Calciomercato.com

  • Dalla Liga al Senegal:| La nuova vita di Poves

    Dalla Liga al Senegal:| La nuova vita di Poves

    Diventare un calciatore professionista è il sogno di molti ragazzi di tutto il mondo: soldi, macchine sportive, il successo. Ma c'è anche chi, a soli 24 anni, dopo averlo raggiunto ci ha rinunciato per seguire le sue idee. Il giovane spagnolo aveva annunciato il suo 'gran rifiuto' in estate, ora è pronto a partire per l'Africa.
    Dai campi della Liga al Senegal: la nuova vita di Javi Poves.
    Ci vuole coraggio a rinunciare a ciò che si è inseguito per tutta la vita: un contratto nella lega di calcio che molti considerano la migliore del mondo. Eppure Javi Poves, 24 anni, nato e cresciuto a Madrid, dopo aver fatto tutta la classica trafila: giovanili,  seconda squadra e serie inferiori; ce l'aveva fatta. Un contratto da giocatore professionista con lo Sporting Gijon. L'opportunità di misurarsi con Messi e Ronaldo, l'opportunità di guadagnare (e tanto) facendo quello che ti piace. Quest'estate ha preso una decisione che ai più è sembrata una pazzia: rescindere il contratto, lasciare il mondo del calcio per dedicarsi a chi è stato molto meno fortunato di lui. Ora è pronto a partire per il Senegal, per aiutare chi è meno fortunato.

    Molti in Italia, ma anche qui in Spagna, definirebbero folle la tua decisione. Cosa ti ha spinto a farlo?

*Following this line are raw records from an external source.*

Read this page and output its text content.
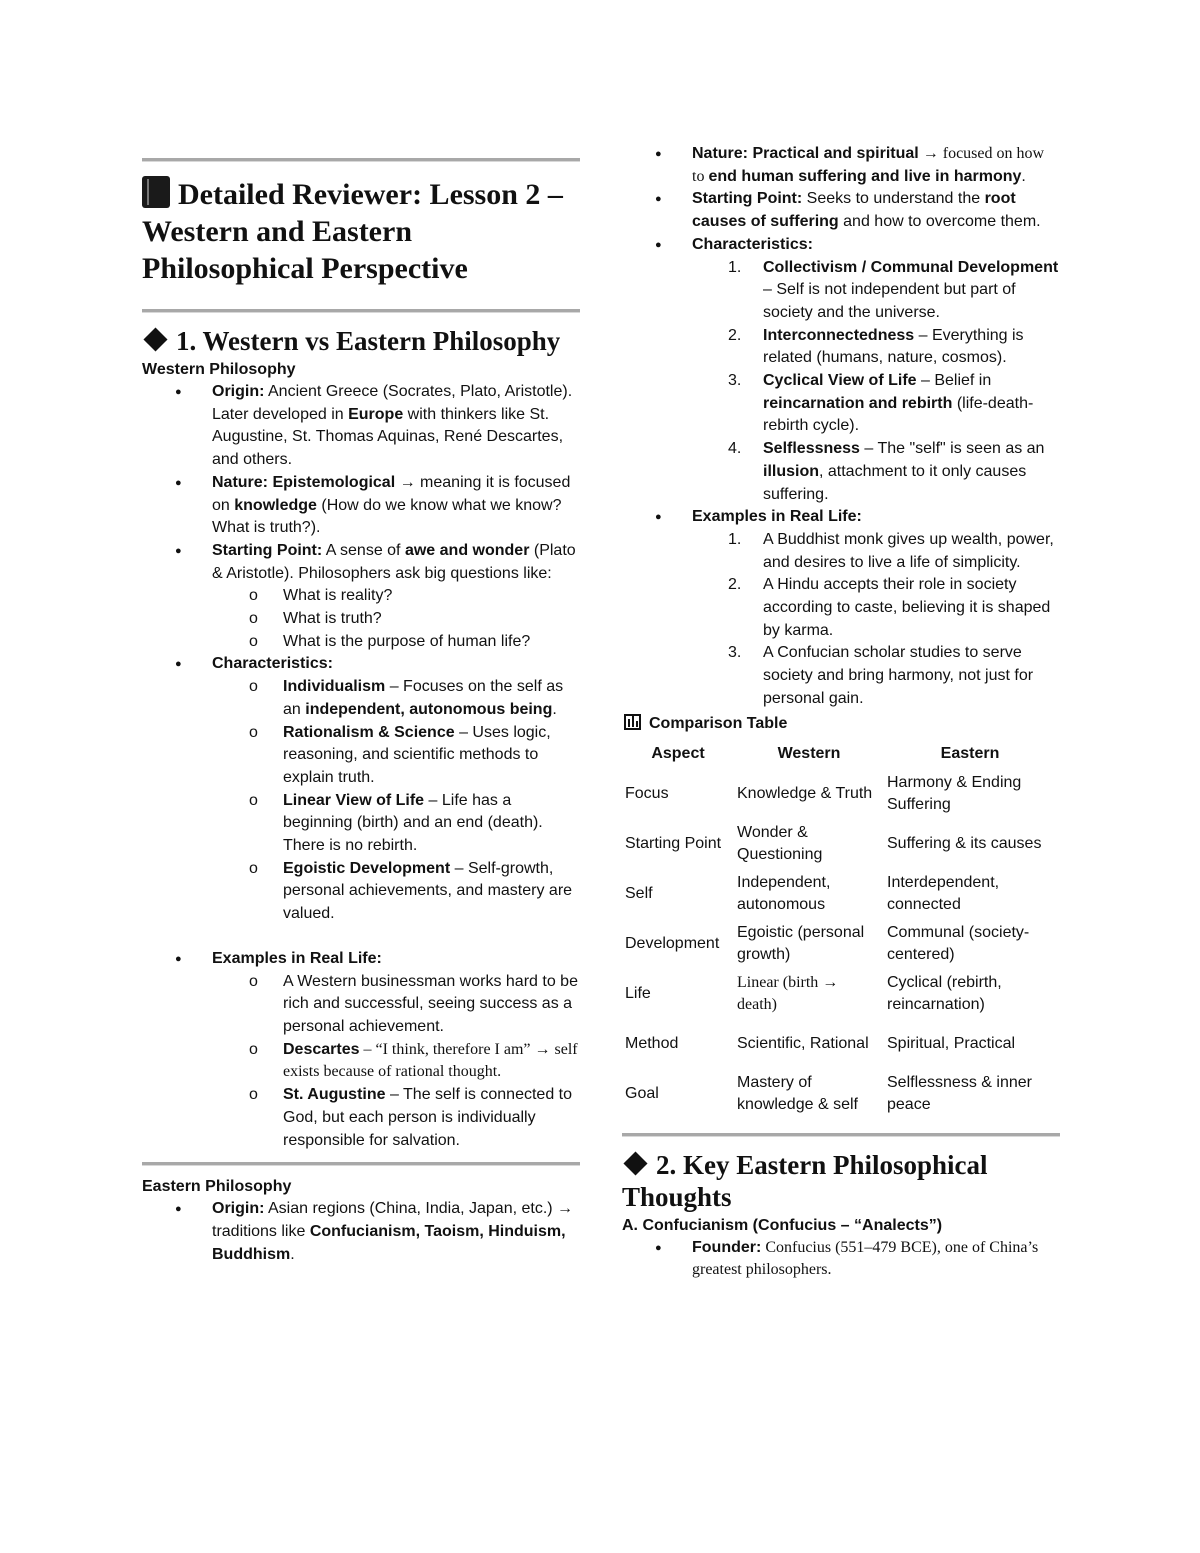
Detailed Reviewer: Lesson 2 – Western and Eastern Philosophical Perspective
1. Western vs Eastern Philosophy

Western Philosophy

● Origin: Ancient Greece (Socrates, Plato, Aristotle). Later developed in Europe with thinkers like St. Augustine, St. Thomas Aquinas, René Descartes, and others.
● Nature: Epistemological → meaning it is focused on knowledge (How do we know what we know? What is truth?).
● Starting Point: A sense of awe and wonder (Plato & Aristotle). Philosophers ask big questions like:
o What is reality?
o What is truth?
o What is the purpose of human life?
● Characteristics:
o Individualism – Focuses on the self as an independent, autonomous being.
o Rationalism & Science – Uses logic, reasoning, and scientific methods to explain truth.
o Linear View of Life – Life has a beginning (birth) and an end (death). There is no rebirth.
o Egoistic Development – Self-growth, personal achievements, and mastery are valued.
● Examples in Real Life:
o A Western businessman works hard to be rich and successful, seeing success as a personal achievement.
o Descartes – “I think, therefore I am” → self exists because of rational thought.
o St. Augustine – The self is connected to God, but each person is individually responsible for salvation.

Eastern Philosophy

● Origin: Asian regions (China, India, Japan, etc.) → traditions like Confucianism, Taoism, Hinduism, Buddhism.
● Nature: Practical and spiritual → focused on how to end human suffering and live in harmony.
● Starting Point: Seeks to understand the root causes of suffering and how to overcome them.
● Characteristics:
1. Collectivism / Communal Development – Self is not independent but part of society and the universe.
2. Interconnectedness – Everything is related (humans, nature, cosmos).
3. Cyclical View of Life – Belief in reincarnation and rebirth (life-death-rebirth cycle).
4. Selflessness – The "self" is seen as an illusion, attachment to it only causes suffering.
● Examples in Real Life:
1. A Buddhist monk gives up wealth, power, and desires to live a life of simplicity.
2. A Hindu accepts their role in society according to caste, believing it is shaped by karma.
3. A Confucian scholar studies to serve society and bring harmony, not just for personal gain.
Comparison Table
Aspect	Western	Eastern
Focus	Knowledge & Truth	Harmony & Ending Suffering
Starting Point	Wonder & Questioning	Suffering & its causes
Self	Independent, autonomous	Interdependent, connected
Development	Egoistic (personal growth)	Communal (society-centered)
Life	Linear (birth → death)	Cyclical (rebirth, reincarnation)
Method	Scientific, Rational	Spiritual, Practical
Goal	Mastery of knowledge & self	Selflessness & inner peace
2. Key Eastern Philosophical Thoughts

A. Confucianism (Confucius – “Analects”)

● Founder: Confucius (551–479 BCE), one of China’s greatest philosophers.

    "Benedetta follia, allora. Penso sia normale pensarla così perché cresciamo con l'idea che la cosa migliore che un ragazzo possa diventare è il calciatore. Non si parla d'altro. Se si desse più spazio ad altri argomenti, come le necessità basiche che hanno molte persone nel mondo, forse altri farebbero come me, capirebbero la mia scelta. Dopo aver passato tutta la mia gioventù a inseguire un contratto professionistico, mi sono reso conto, una volta che l'ho avuto tra le mani, che non era quello che volevo veramente, non era quello che cercavo. Durante gli allenamenti pensavo più ai problemi del Burundi che a quello che mi diceva l'allenatore. Per me è stata una decisione logica".

    Ma è una rinuncia anche al denaro, alla fama, al successo. In momenti come questi non lo farebbe nessuno.

    "Anche i miei compagni non ci credevano. Mi chiedevano come facevo a rinunciare a tutto per un'idea, come facevo a rinunciare ai soldi. Io gli ho spiegato che sono in grado di vivere con mille euro al mese come fanno moltissime famiglie spagnole, non sono certo i soldi che ti danno la pace interiore. A dire la verità, più mi avvicinavo al lusso che la condizione di calciatore mi permetteva più sentivo di rifiutarlo. Il calcio professionistico ormai non è altro che denaro e corruzione".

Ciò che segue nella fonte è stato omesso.